可是,在这个时候,妈妈认为我有能力照顾自己和打理家务了。又碰巧我和妹妹在假期需上补习班,妈妈就只带着弟弟回乡去,把我和妹妹留在家里。
我原以为自己已经独立了,在这几天没有妈妈们的照料和呵护下,我也可以过得很好。另一边厢,我的内心却是百般不舍,渴望妈妈不要离开。虽然妈妈只是回金宝数天,可是我总觉得一日不见,如三秋兮。我想或许是我长期依赖着妈妈,一直生活在她的庇护下,所以无法独立吧!
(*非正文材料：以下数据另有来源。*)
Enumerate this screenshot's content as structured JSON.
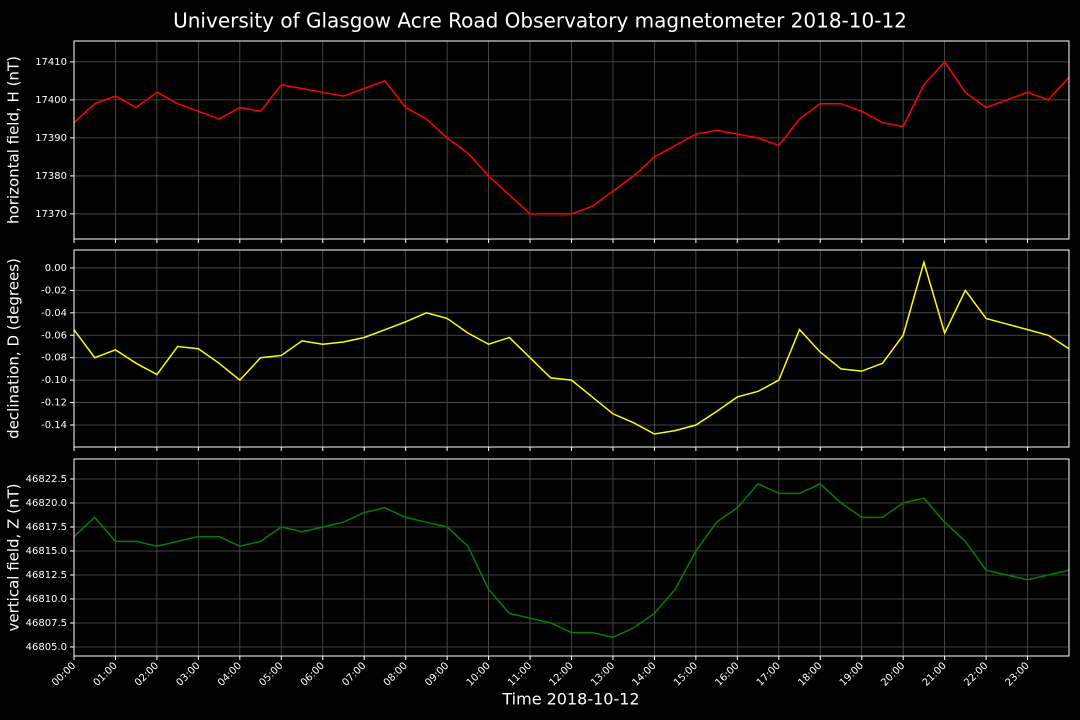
{
  "title": "University of Glasgow Acre Road Observatory magnetometer 2018-10-12",
  "xlabel": "Time 2018-10-12",
  "xlim": [
    0,
    24
  ],
  "x": [
    0,
    0.5,
    1,
    1.5,
    2,
    2.5,
    3,
    3.5,
    4,
    4.5,
    5,
    5.5,
    6,
    6.5,
    7,
    7.5,
    8,
    8.5,
    9,
    9.5,
    10,
    10.5,
    11,
    11.5,
    12,
    12.5,
    13,
    13.5,
    14,
    14.5,
    15,
    15.5,
    16,
    16.5,
    17,
    17.5,
    18,
    18.5,
    19,
    19.5,
    20,
    20.5,
    21,
    21.5,
    22,
    22.5,
    23,
    23.5,
    24
  ],
  "xticks": [
    {
      "value": 0,
      "label": "00:00"
    },
    {
      "value": 1,
      "label": "01:00"
    },
    {
      "value": 2,
      "label": "02:00"
    },
    {
      "value": 3,
      "label": "03:00"
    },
    {
      "value": 4,
      "label": "04:00"
    },
    {
      "value": 5,
      "label": "05:00"
    },
    {
      "value": 6,
      "label": "06:00"
    },
    {
      "value": 7,
      "label": "07:00"
    },
    {
      "value": 8,
      "label": "08:00"
    },
    {
      "value": 9,
      "label": "09:00"
    },
    {
      "value": 10,
      "label": "10:00"
    },
    {
      "value": 11,
      "label": "11:00"
    },
    {
      "value": 12,
      "label": "12:00"
    },
    {
      "value": 13,
      "label": "13:00"
    },
    {
      "value": 14,
      "label": "14:00"
    },
    {
      "value": 15,
      "label": "15:00"
    },
    {
      "value": 16,
      "label": "16:00"
    },
    {
      "value": 17,
      "label": "17:00"
    },
    {
      "value": 18,
      "label": "18:00"
    },
    {
      "value": 19,
      "label": "19:00"
    },
    {
      "value": 20,
      "label": "20:00"
    },
    {
      "value": 21,
      "label": "21:00"
    },
    {
      "value": 22,
      "label": "22:00"
    },
    {
      "value": 23,
      "label": "23:00"
    }
  ],
  "grid": true,
  "chart_data": [
    {
      "type": "line",
      "ylabel": "horizontal field, H (nT)",
      "color": "#ff0000",
      "ylim": [
        17363.4,
        17415.5
      ],
      "yticks": [
        17370,
        17380,
        17390,
        17400,
        17410
      ],
      "values": [
        17394,
        17399,
        17401,
        17398,
        17402,
        17399,
        17397,
        17395,
        17398,
        17397,
        17404,
        17403,
        17402,
        17401,
        17403,
        17405,
        17398,
        17395,
        17390,
        17386,
        17380,
        17375,
        17370,
        17370,
        17370,
        17372,
        17376,
        17380,
        17385,
        17388,
        17391,
        17392,
        17391,
        17390,
        17388,
        17395,
        17399,
        17399,
        17397,
        17394,
        17393,
        17404,
        17410,
        17402,
        17398,
        17400,
        17402,
        17400,
        17406
      ]
    },
    {
      "type": "line",
      "ylabel": "declination, D (degrees)",
      "color": "#ffff00",
      "ylim": [
        -0.1596,
        0.016
      ],
      "yticks": [
        -0.14,
        -0.12,
        {
          "value": -0.1,
          "label": "-0.10"
        },
        -0.08,
        -0.06,
        -0.04,
        -0.02,
        {
          "value": 0,
          "label": "0.00"
        }
      ],
      "values": [
        -0.055,
        -0.08,
        -0.073,
        -0.085,
        -0.095,
        -0.07,
        -0.072,
        -0.085,
        -0.1,
        -0.08,
        -0.078,
        -0.065,
        -0.068,
        -0.066,
        -0.062,
        -0.055,
        -0.048,
        -0.04,
        -0.045,
        -0.058,
        -0.068,
        -0.062,
        -0.08,
        -0.098,
        -0.1,
        -0.115,
        -0.13,
        -0.138,
        -0.148,
        -0.145,
        -0.14,
        -0.128,
        -0.115,
        -0.11,
        -0.1,
        -0.055,
        -0.075,
        -0.09,
        -0.092,
        -0.085,
        -0.06,
        0.005,
        -0.058,
        -0.02,
        -0.045,
        -0.05,
        -0.055,
        -0.06,
        -0.072
      ]
    },
    {
      "type": "line",
      "ylabel": "vertical field, Z (nT)",
      "color": "#008000",
      "ylim": [
        46804.06,
        46824.58
      ],
      "yticks": [
        {
          "value": 46805,
          "label": "46805.0"
        },
        46807.5,
        {
          "value": 46810,
          "label": "46810.0"
        },
        46812.5,
        {
          "value": 46815,
          "label": "46815.0"
        },
        46817.5,
        {
          "value": 46820,
          "label": "46820.0"
        },
        46822.5
      ],
      "values": [
        46816.5,
        46818.5,
        46816,
        46816,
        46815.5,
        46816,
        46816.5,
        46816.5,
        46815.5,
        46816,
        46817.5,
        46817,
        46817.5,
        46818,
        46819,
        46819.5,
        46818.5,
        46818,
        46817.5,
        46815.5,
        46811,
        46808.5,
        46808,
        46807.5,
        46806.5,
        46806.5,
        46806,
        46807,
        46808.5,
        46811,
        46815,
        46818,
        46819.5,
        46822,
        46821,
        46821,
        46822,
        46820,
        46818.5,
        46818.5,
        46820,
        46820.5,
        46818,
        46816,
        46813,
        46812.5,
        46812,
        46812.5,
        46813
      ]
    }
  ]
}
小时候,妈妈常说我长有一个“哭包痣”,所以生来特别爱哭。或许我的确是个容易掉泪的人,但是我有个长处,就是绝不在人前流泪。这几天内,每当我独自在家或是夜深人静时,我便会独自解放被打击的心灵,梨花带雨地哭个不停。
回想起以前的种种,我确实是非常地爱哭。在我三年级的时候,有一个晚上妈妈到隔壁房去睡,留下了我和弟弟。那时不知为什么的,我总觉得没安全感,眼泪也跟着簌簌而下。还有一次,我到表姐的店里帮忙,让我独自看管。一个人呆在这种陌生的环境,妈妈亲切的脸孔不禁浮现在我的脑海里,眼泪也忍不住潸潸滑落。
“铃……铃……”,电话突然响了起来,打断了我的思绪。我心想这必定是妈妈打来的,便以飞箭似的速度冲到电话前。电话另一端传来一把温柔的声音,那是妈妈! 妈妈对我嘘寒问暖,让我心里洋溢着满满的温暖。妈妈的声音更是触动了我悲伤与思念的心弦,我的鼻子顿时酸溜溜的,眼泪也跟着在眼眶里打滚。我强忍泪水,因为只怕眼泪一流便哭个不停,一发不可收拾。
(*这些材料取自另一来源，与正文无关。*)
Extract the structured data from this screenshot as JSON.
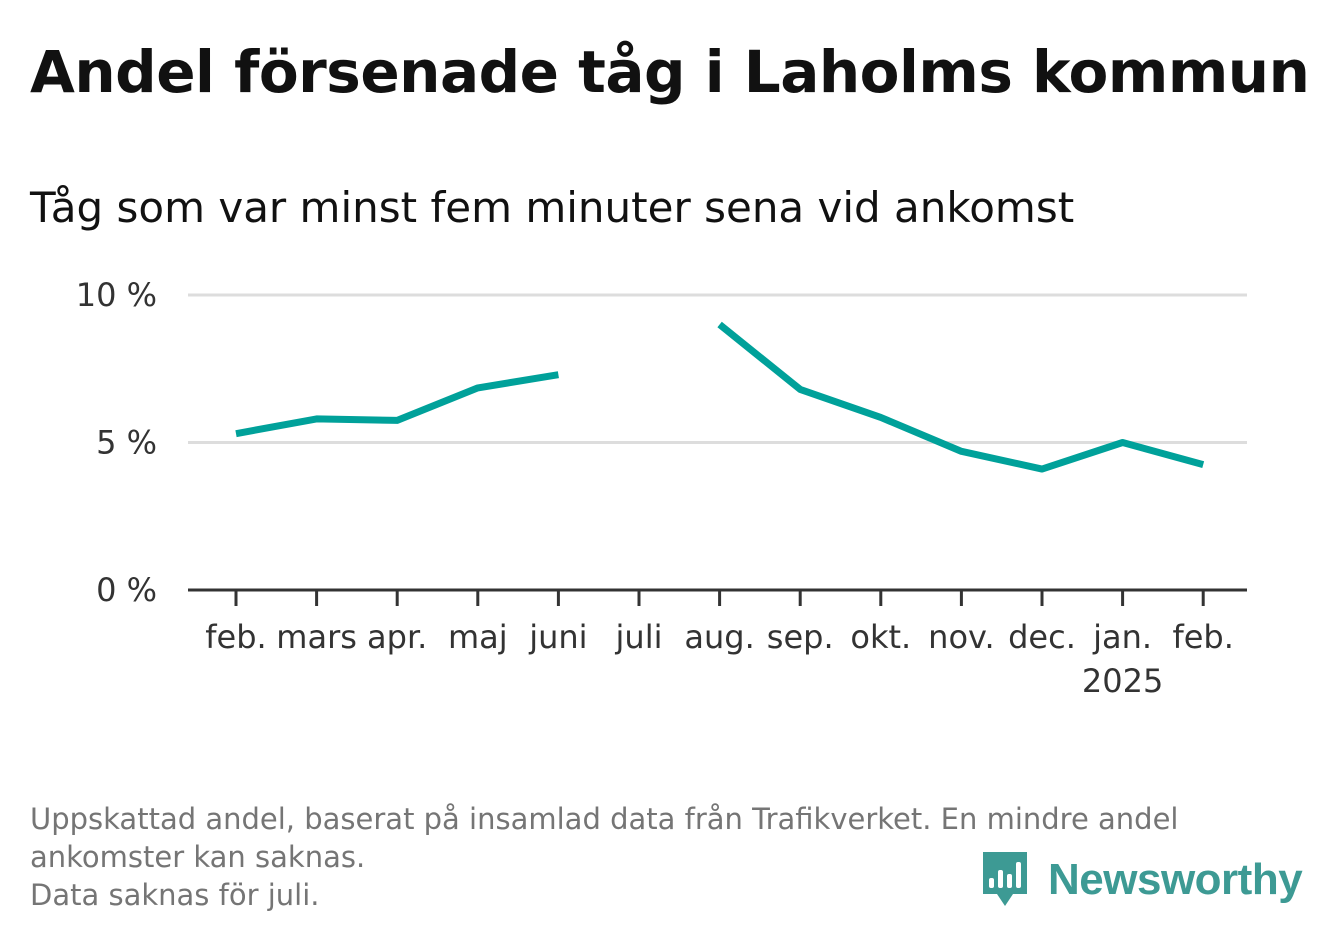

同时间,我脑海里也闪过一些与妈妈争吵的画面。我常为了一些芝麻小事就用高八度的嗓音与妈妈吵架。想起这些,我觉得自己实在是一个不孝女。
小学老师曾说过一个故事给我们听。那故事述说一茁壮又高大的苹果树,荫庇着一个小孩子成长。孩子从小到大的生活点滴都与苹果树息息相关。他在树下睡觉、玩乐、到树上采苹果吃、还把自己的名字刻在树上。她长大后,就拿苹果去卖;要盖房子,苹果树就奉献出树枝;要到远方,苹果树就牺牲了树干让他造船出海;待孩子年老归来时,一无所有,树却奉献出自己最后剩余的根,让他当椅子休息。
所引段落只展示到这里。